Preventing runaway electrons is a good reason to keep the density up; but too dense, it turns out, is problematic as well. With increased density comes lots of collisions – great for fusion when the collisions are between ions – but collisions between ions and electrons create an energy leak from the plasma. This is because of a process called bremsstrahlung – a German word meaning “braking radiation”. Although the relatively heavy ions are barely moved by the collisions, the light electrons “bounce” off at more acute angles.

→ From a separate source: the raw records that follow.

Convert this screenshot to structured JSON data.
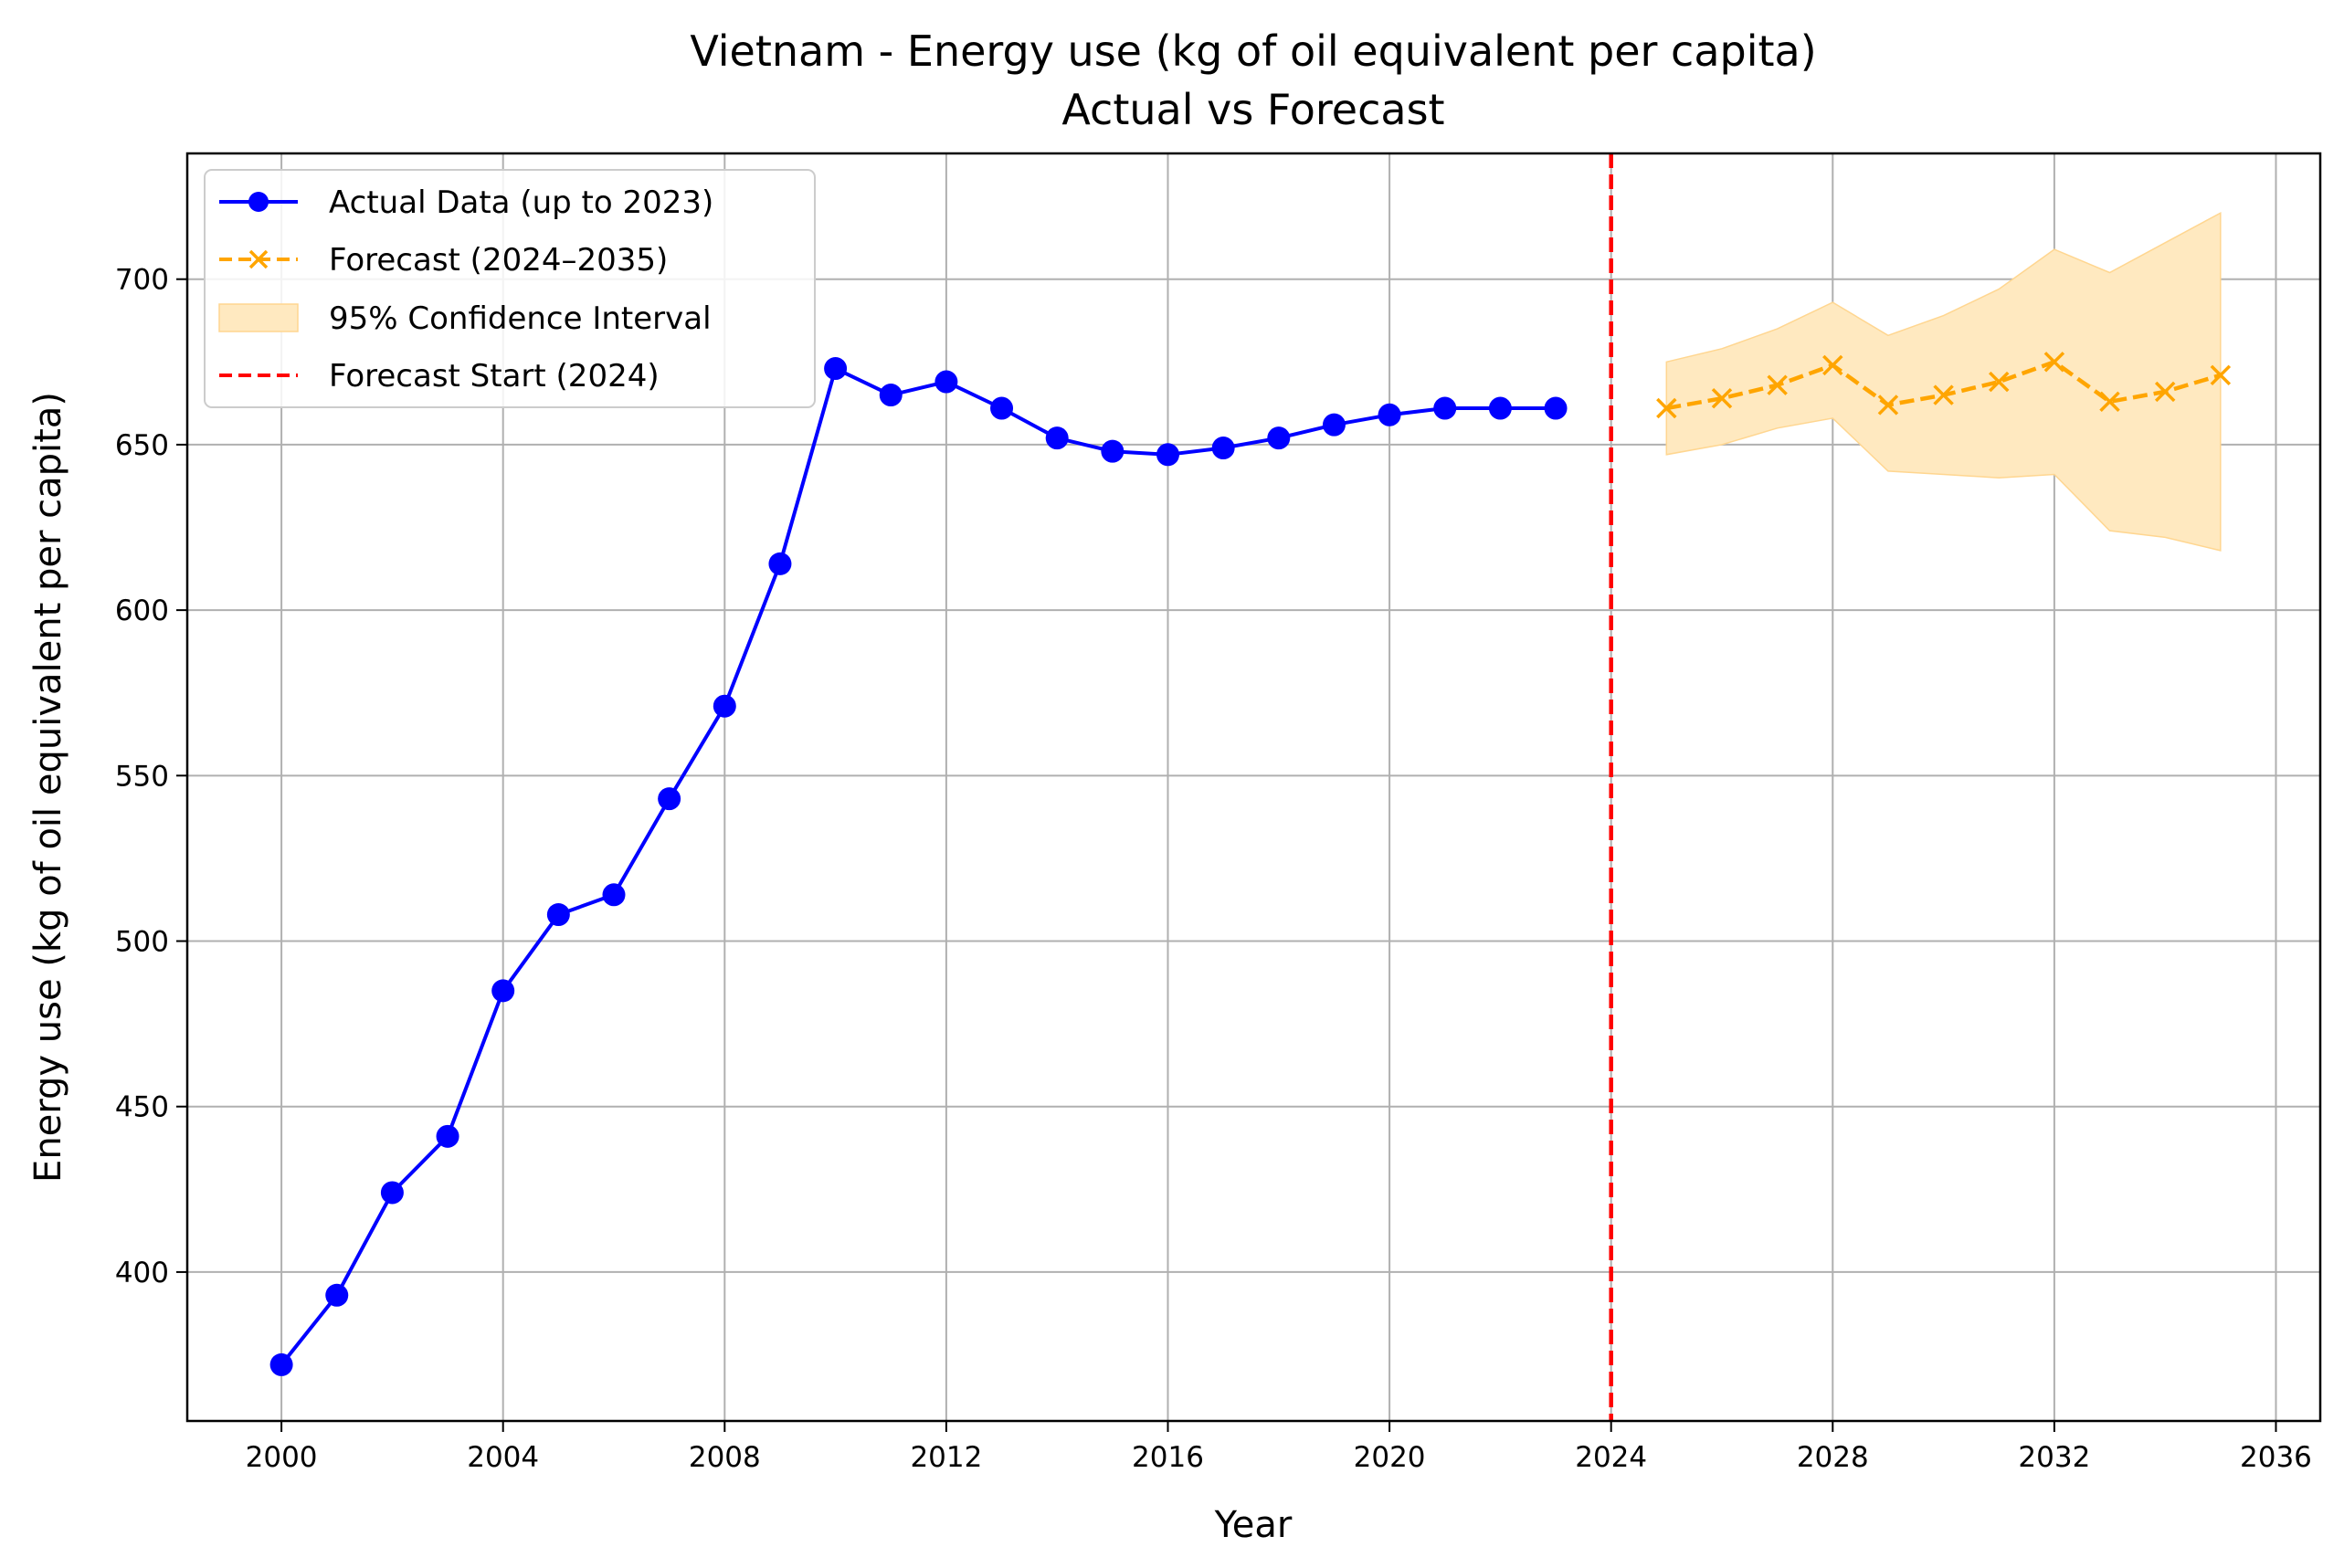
{
  "chart_data": {
    "type": "line",
    "title": "Vietnam - Energy use (kg of oil equivalent per capita)",
    "subtitle": "Actual vs Forecast",
    "xlabel": "Year",
    "ylabel": "Energy use (kg of oil equivalent per capita)",
    "xlim": [
      1998.3,
      2036.8
    ],
    "ylim": [
      355,
      738
    ],
    "x_ticks": [
      2000,
      2004,
      2008,
      2012,
      2016,
      2020,
      2024,
      2028,
      2032,
      2036
    ],
    "y_ticks": [
      400,
      450,
      500,
      550,
      600,
      650,
      700
    ],
    "grid": true,
    "legend_position": "top-left",
    "colors": {
      "actual": "#0000ff",
      "forecast": "#ffa500",
      "confidence": "#ffe9c0",
      "forecast_start": "#ff0000",
      "grid": "#b0b0b0"
    },
    "series": [
      {
        "name": "Actual Data (up to 2023)",
        "style": "solid-line-circle-markers",
        "x": [
          2000,
          2001,
          2002,
          2003,
          2004,
          2005,
          2006,
          2007,
          2008,
          2009,
          2010,
          2011,
          2012,
          2013,
          2014,
          2015,
          2016,
          2017,
          2018,
          2019,
          2020,
          2021,
          2022,
          2023
        ],
        "y": [
          372,
          393,
          424,
          441,
          485,
          508,
          514,
          543,
          571,
          614,
          673,
          665,
          669,
          661,
          652,
          648,
          647,
          649,
          652,
          656,
          659,
          661,
          661,
          661
        ]
      },
      {
        "name": "Forecast (2024–2035)",
        "style": "dashed-line-x-markers",
        "x": [
          2025,
          2026,
          2027,
          2028,
          2029,
          2030,
          2031,
          2032,
          2033,
          2034,
          2035
        ],
        "y": [
          661,
          664,
          668,
          674,
          662,
          665,
          669,
          675,
          663,
          666,
          671
        ]
      },
      {
        "name": "95% Confidence Interval",
        "style": "band",
        "x": [
          2025,
          2026,
          2027,
          2028,
          2029,
          2030,
          2031,
          2032,
          2033,
          2034,
          2035
        ],
        "lower": [
          647,
          650,
          655,
          658,
          642,
          641,
          640,
          641,
          624,
          622,
          618
        ],
        "upper": [
          675,
          679,
          685,
          693,
          683,
          689,
          697,
          709,
          702,
          711,
          720
        ]
      },
      {
        "name": "Forecast Start (2024)",
        "style": "vertical-dashed-line",
        "x": 2024
      }
    ]
  }
}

The laws of electromagnetism dictate that, because electrons are charged, this change of direction will create light – bremsstrahlung. If the density increases, the number of collisions grows and generates a significant amount of radiation which carries energy away from the plasma. Experienced operators note this effect as a kind of brown tone developing in the normally clear core of plasma – a sign the density has got too high.
Despite these negatives there is a big upside to electrons, says Dr Solano. “Ions are actually really hard to measure: their density, the distribution profile and temperature… these are all much easier to measure for electrons. From these measurements we can calculate the ion parameters, we can’t measure them directly.”
Knowing how hot and dense the plasma is arguably the most important thing for fusion – so we should be thankful electrons are not too discreet, after all; despite their negative charge they do make a positive contribution to fusion physics.